The Fall
I think I know when things are falling apart.
When the grounds falls under me and I fall.
Fall like the way that the black is coming,
but I don't know where the ground is underneath it.
I know there's going to be pain when I break my fall on it,
but I only wish I knew when time was going to stop feeling like it's crashing around me.
She's there. Somewhere above me.
I let go of her hand,
to spite her and in spite of myself.
My stupid, angry, idiotic self.
And I can see the pain and fear in her eyes.
She's screaming at me,
and it's like her voice is in my ears.
Shaking my head as if telling me to wake. The. Fuck. Up!
Rattling it until everything else around me is drowned out.
She hates me.
I don't think anything else in life has ever made my blood run cold,
but those words right there were the crushing moment when I collided with my 'ground.'
When I bottomed out before the heartache blossomed up out me,
and I think I might have screamed at myself somewhere in between to stop.
"Stop!"
"STOP!"
"STOP!"
But I fucking didn't. Why couldn't I fucking stop?
Why couldn't I shove my goddamn foot in my mouth before she ran out the door, and I suddenly started to wonder if she was coming back.
My kid asked me if she was going away for good.
"Not this time" is what I wanted to tell them. To tell myself, but inside, I was shaking. Terrified that she might not.
Holy- fuck. WHAT have I done?
My foot taps against the floor.
My head starts to split with an ache that I can't drown out anymore.
My eyes start to water until they itch and ache, and I'm sure they're pink but not from some fucking whiff of a special something that I used to take.
Ah shit. I've fucked up.
Oh god, I've really really fucked up.
---
I called her name.
No answer.
I put the kid to bed, and I walked around the house quietly.
Stupidly, I know. I know she left, but I'm still looking for her.
God, what have I done?
"I deserve this."
At least, that's what I keep telling myself as I push my palms into my eyes, trying to blot out the headache.
"I deserve this."
"I deserve this."
"I deser-"
"Please don't leave me." And my voice chokes out a sob into the space beyond me, where my words can't leave my aching head.
I love her. I love her so much, and I tore her heart apart with my hands and watched myself do it.
What kind of monster am I to chase my own love from my arms?
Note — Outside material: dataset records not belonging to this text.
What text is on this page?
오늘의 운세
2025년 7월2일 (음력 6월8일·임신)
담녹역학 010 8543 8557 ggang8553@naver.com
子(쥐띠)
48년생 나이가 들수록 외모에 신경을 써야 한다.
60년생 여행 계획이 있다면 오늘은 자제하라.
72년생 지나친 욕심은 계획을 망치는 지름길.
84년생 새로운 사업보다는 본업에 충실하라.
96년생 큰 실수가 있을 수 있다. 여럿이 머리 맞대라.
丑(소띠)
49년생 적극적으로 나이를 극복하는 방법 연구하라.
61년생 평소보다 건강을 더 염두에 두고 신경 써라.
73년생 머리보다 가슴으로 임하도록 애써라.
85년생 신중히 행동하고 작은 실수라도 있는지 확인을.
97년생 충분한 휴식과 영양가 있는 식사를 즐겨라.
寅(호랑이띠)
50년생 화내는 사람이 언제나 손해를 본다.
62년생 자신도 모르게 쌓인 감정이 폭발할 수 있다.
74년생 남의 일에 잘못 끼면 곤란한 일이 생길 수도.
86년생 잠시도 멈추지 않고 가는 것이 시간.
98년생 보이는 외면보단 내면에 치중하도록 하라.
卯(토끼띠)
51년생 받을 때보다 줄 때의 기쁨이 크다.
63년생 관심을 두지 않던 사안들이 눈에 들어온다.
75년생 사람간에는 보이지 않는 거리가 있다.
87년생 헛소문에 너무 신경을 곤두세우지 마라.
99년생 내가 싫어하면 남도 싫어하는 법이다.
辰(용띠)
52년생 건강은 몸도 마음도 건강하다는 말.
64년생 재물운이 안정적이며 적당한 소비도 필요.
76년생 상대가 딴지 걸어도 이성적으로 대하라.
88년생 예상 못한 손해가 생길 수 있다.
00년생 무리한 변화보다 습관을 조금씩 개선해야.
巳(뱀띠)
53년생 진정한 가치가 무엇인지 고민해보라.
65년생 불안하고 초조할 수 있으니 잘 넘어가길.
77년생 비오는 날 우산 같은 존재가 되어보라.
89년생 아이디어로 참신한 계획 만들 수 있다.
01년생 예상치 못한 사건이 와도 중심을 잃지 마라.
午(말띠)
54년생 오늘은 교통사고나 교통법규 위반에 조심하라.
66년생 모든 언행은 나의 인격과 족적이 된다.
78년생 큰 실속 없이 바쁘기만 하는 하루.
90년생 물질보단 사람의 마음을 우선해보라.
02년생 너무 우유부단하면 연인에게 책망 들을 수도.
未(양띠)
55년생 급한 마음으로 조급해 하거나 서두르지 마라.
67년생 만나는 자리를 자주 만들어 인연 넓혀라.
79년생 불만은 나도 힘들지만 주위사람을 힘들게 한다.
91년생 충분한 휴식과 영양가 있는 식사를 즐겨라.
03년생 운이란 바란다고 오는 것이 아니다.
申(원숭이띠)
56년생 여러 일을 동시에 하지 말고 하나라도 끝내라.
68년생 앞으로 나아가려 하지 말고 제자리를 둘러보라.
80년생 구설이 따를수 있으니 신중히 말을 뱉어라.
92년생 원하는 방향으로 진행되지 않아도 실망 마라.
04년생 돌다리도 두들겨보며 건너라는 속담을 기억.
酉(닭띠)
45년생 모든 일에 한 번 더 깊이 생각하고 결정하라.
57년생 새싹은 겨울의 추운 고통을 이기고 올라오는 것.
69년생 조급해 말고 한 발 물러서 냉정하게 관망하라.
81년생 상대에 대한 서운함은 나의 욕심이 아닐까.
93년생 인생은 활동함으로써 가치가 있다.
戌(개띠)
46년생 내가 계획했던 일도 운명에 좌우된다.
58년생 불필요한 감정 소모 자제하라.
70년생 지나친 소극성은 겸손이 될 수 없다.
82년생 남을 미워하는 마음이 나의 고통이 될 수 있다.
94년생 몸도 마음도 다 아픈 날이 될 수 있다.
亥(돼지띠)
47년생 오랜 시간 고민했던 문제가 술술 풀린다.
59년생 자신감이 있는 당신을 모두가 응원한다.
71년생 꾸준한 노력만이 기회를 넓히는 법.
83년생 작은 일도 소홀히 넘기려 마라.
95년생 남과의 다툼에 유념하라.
From our house?
I'm a monster. An awful, terrible monster. And I can't forgive myself. I don't know if she'll forgive me, but in me aches the need to be. I'll beg for her to forgive me. I want to everything to bring her back, but she needs space.
Oh, what have I done to myself? To her?
I only wish it hadn't been sixteen years ago.
I never saw her come back.
At least, not to the same person. Not to the person who chased her out.
I hugged her close to me after she walked in the door.
When she let me.
I hugged her the very next night, so tight, I could have sobbed my eyes out for days.
I scared the shit out of myself, and maybe that's what I needed.
Maybe that's where I needed to land. On the fucking ground,
out of my stupid little 'head' nest of sovereignty.
Because what stupid idiot leads a country alone?
A dick-tator that's who.
And he is not who I am right now.
And so I hug her tighter.
Because she lets me.
I kiss her lighter,
because she's tender and weak.
I made her that way.
I can give her the power back I stripped away.
And for sixteen years on after that.
I give it back.
I give her back her strength.
I remind her how much she's done.
How she's so strong.
And I'll never take that away again.
I fear that if I ever were that monster again,
I might kick my ass, because no man alive will ever break her heart again.
Not me. Not any asshole. No stranger. Not even her father should he ever say anything against her.
I love her. Love her tenderly.
If I didn't love her, I'd be the death of me.
Of everything we are together, and everything I ever could be.
Because she'd have me fall.
Fall so far that I could realize what it felt like to hit the Earth.
To know the ground beneath me isn't going to break beneath me.
It'll catch me, in it's cold, hard, unloving embrace.
And I'll break apart on it, without being able to see her face.